ESİN'İN GÜNLÜĞÜ -16- "Şişe Çevirmece Yalanı"

803 8 6
                                    

Burcu'nun gözleri şaşkınlıktan fal taşı gibi açılmıştı. Bir bana bir Ozan'a bakıyordu. Berk ise şaşırmışa benzemiyordu, Ozan ona söylemiş olmalıydı. Ama benim daha Burcu'ya bunu söyleyecek zamanım olmamıştı. Şu an Burcu'nun vereceği tepkiden gerçekten korkuyordum. Yine ortalığı ayağa kaldıracaktı, kesin.

"Evet, sevgilim dedim. Yoksa sen bilmiyor muydun?" 

Eyvah, işte şimdi yandık! 

"Biliyordum, tabii ki."

Ne?! Burcu "biliyordum" mu demişti az önce? Kulaklarıma inanamıyordum. Burcu'ya anlamsızca bakarken, Burcu beni kolumdan tuttu Ozan'a "Bir dakika sevgilini alsam, kızmazsın sanırım" diyerek odama sürükledi ve kapıyı kapattı.

"Sen bana böyle bir şeyi nasıl söylemezsin ya?! Ben senin en yakın arkadaşın değil miyim, Esin?"

Burcu gerçekten hayal kırıklığına uğramıştı. Ben ise ona açıklama yapmak yerine neden içeride o tepkiyi verdiğini merak ediyordum.

"İçeride neden Ozan'a biliyorum dedin?"

"Bir günümüz daha rezil olmasın diye, Esin. Sana gerçekten çok kırgınım ama bugün sana hiçbir şey olmamış gibi davranacağım çünkü hiçbir olay olmadan Berk'le vakit geçirmek istiyorum, anlıyor musun beni?"

"Tamam, tamam canım arkadaşım benim."

"Bana arkadaşım falan deme, demek ki değilmişim. Sevgilin olduğunu senden değil, sevgilinden duyuyorum ya."

"Burcu lütfen inan bana söyleyecektim. Bu akşam sana anlatacaktım."

"Ne zaman oldu bu? Ne zamandır saklıyorsun benden, -en yakın arkadaşından-?"

"Ya Burcu, 1 gün oldu sadece, bir gün!"

"Peki, bir şey soracağım."

Artık Burcu'nun beni soru yağmuruna tutmasından sıkılmıştım. Ama bir şey diyemiyordum çünkü haklıydı. İsteksiz bir şekilde "Sor" dedim. Umarım bu son sorusu olurdu.

"Emir biliyor mu sevgili olduğunuzu? Ya da Ozan biliyor mu Emir'in yani patronunun eski sevgilisi olduğunu?"

Şu iki sorunun karmaşasına bakar mısınız? Bu iki soru benim hayatımı darma dağın etmeye devam ediyordu ve edecekti. İkisinin de cevabı "hayır"' dı.

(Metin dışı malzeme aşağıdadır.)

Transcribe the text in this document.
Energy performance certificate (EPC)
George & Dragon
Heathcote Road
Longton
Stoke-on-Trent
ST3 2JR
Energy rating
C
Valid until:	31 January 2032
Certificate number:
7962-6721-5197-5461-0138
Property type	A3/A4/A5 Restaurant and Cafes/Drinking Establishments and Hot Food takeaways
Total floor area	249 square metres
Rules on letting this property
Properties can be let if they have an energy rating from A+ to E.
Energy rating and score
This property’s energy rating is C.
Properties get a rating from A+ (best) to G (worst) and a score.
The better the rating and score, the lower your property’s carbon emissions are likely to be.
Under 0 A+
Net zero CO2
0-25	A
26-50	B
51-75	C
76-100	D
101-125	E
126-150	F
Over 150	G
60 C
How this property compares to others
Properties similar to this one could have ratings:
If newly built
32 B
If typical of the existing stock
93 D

Burcu meraklı bir şekilde yüzüme bakmaya devam ediyordu ben ise yere bakıp susmaya. O sırada kapının arkasından Ozan'ın sesi duyuldu "Kızlar, iyi misiniz?"

"Evet evet geliyoruz şimdi" dedim. Hemen kapıyı açıp Burcu'nun sorgusundan kurtulacaktım ki Burcu tekrar kolumdan tuttu "Şimdilik kurtuldun ama bana hesap vereceksin" dedi.

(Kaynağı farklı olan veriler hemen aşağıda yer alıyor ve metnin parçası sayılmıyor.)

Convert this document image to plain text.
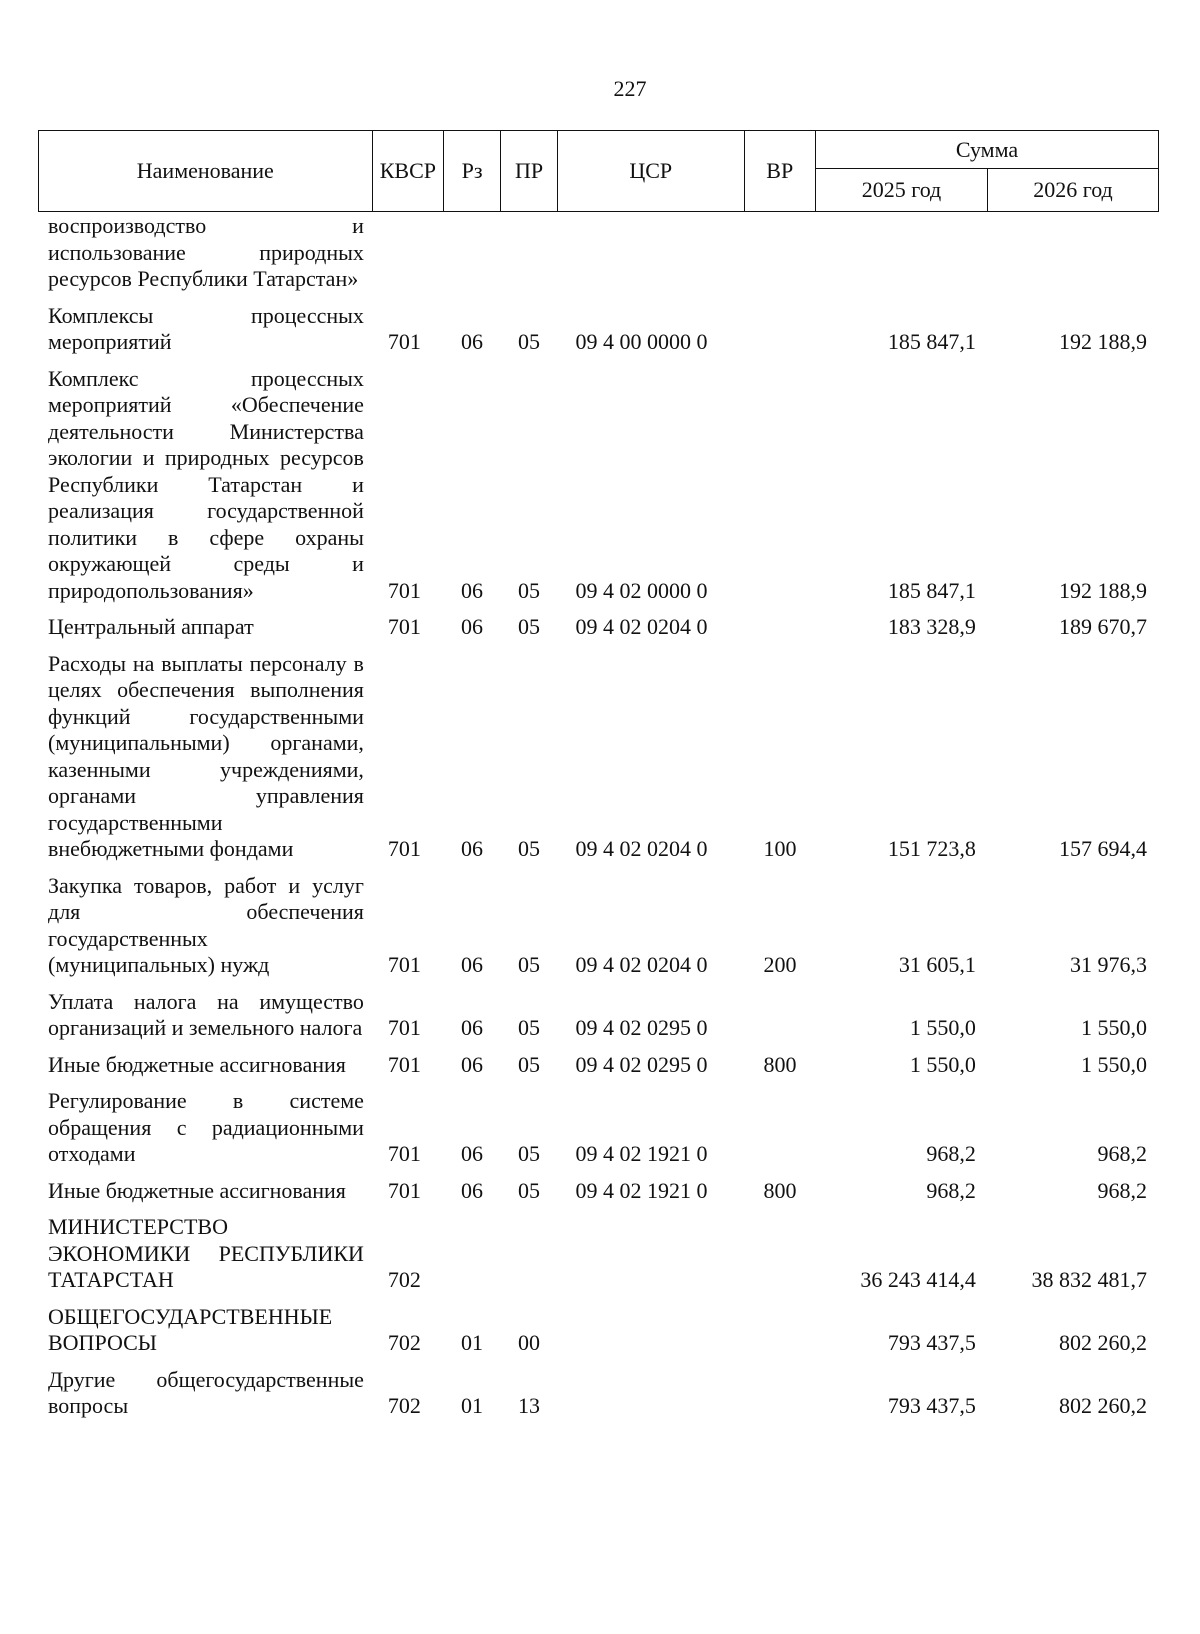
227
Наименование	КВСР	Рз	ПР	ЦСР	ВР	Сумма	
						2025 год	2026 год
воспроизводство и использование природных ресурсов Республики Татарстан»							

Комплексы процессных мероприятий	701	06	05	09 4 00 0000 0		185 847,1	192 188,9

Комплекс процессных мероприятий «Обеспечение деятельности Министерства экологии и природных ресурсов Республики Татарстан и реализация государственной политики в сфере охраны окружающей среды и природопользования»	701	06	05	09 4 02 0000 0		185 847,1	192 188,9

Центральный аппарат	701	06	05	09 4 02 0204 0		183 328,9	189 670,7

Расходы на выплаты персоналу в целях обеспечения выполнения функций государственными (муниципальными) органами, казенными учреждениями, органами управления государственными внебюджетными фондами	701	06	05	09 4 02 0204 0	100	151 723,8	157 694,4

Закупка товаров, работ и услуг для обеспечения государственных (муниципальных) нужд	701	06	05	09 4 02 0204 0	200	31 605,1	31 976,3

Уплата налога на имущество организаций и земельного налога	701	06	05	09 4 02 0295 0		1 550,0	1 550,0

Иные бюджетные ассигнования	701	06	05	09 4 02 0295 0	800	1 550,0	1 550,0

Регулирование в системе обращения с радиационными отходами	701	06	05	09 4 02 1921 0		968,2	968,2

Иные бюджетные ассигнования	701	06	05	09 4 02 1921 0	800	968,2	968,2

МИНИСТЕРСТВО ЭКОНОМИКИ РЕСПУБЛИКИ ТАТАРСТАН	702					36 243 414,4	38 832 481,7

ОБЩЕГОСУДАРСТВЕННЫЕ ВОПРОСЫ	702	01	00			793 437,5	802 260,2

Другие общегосударственные вопросы	702	01	13			793 437,5	802 260,2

Burcu'yla salona geçebildik sonunda. Ozan ve Berk bizi beklemekten sıkılmış olmalıydılar ki ikisi de telefonlarıyla ilgileniyordu.

"Biz geldik." dedim ikisi de dalmışlardı.

"Nerede kaldınız, artık Ozan'a gidelim diyecektim." 

"Esin beni oyaladı ya." diyerek Berk'in yanına oturdu, Burcu.

İnanamıyorum yani şimdi de ben onu oyalamış oldum. Ozan da Burcu'nun bu söylediğine şaşırmıştı. O da farkındaydı benim değil de Burcu'nun beni oyaladığının. Ben de Ozan'ın yanına oturdum. Ozan kolunu omzuma attı. Ben ise Burcu'nun rahatsız edici bakışları yüzünden Ozan'ın kolunu yavaşça çektim. Umarım Ozan'ı kırmamışımdır. Çünkü onu kırmak şu anda isteyeceğim en son şey.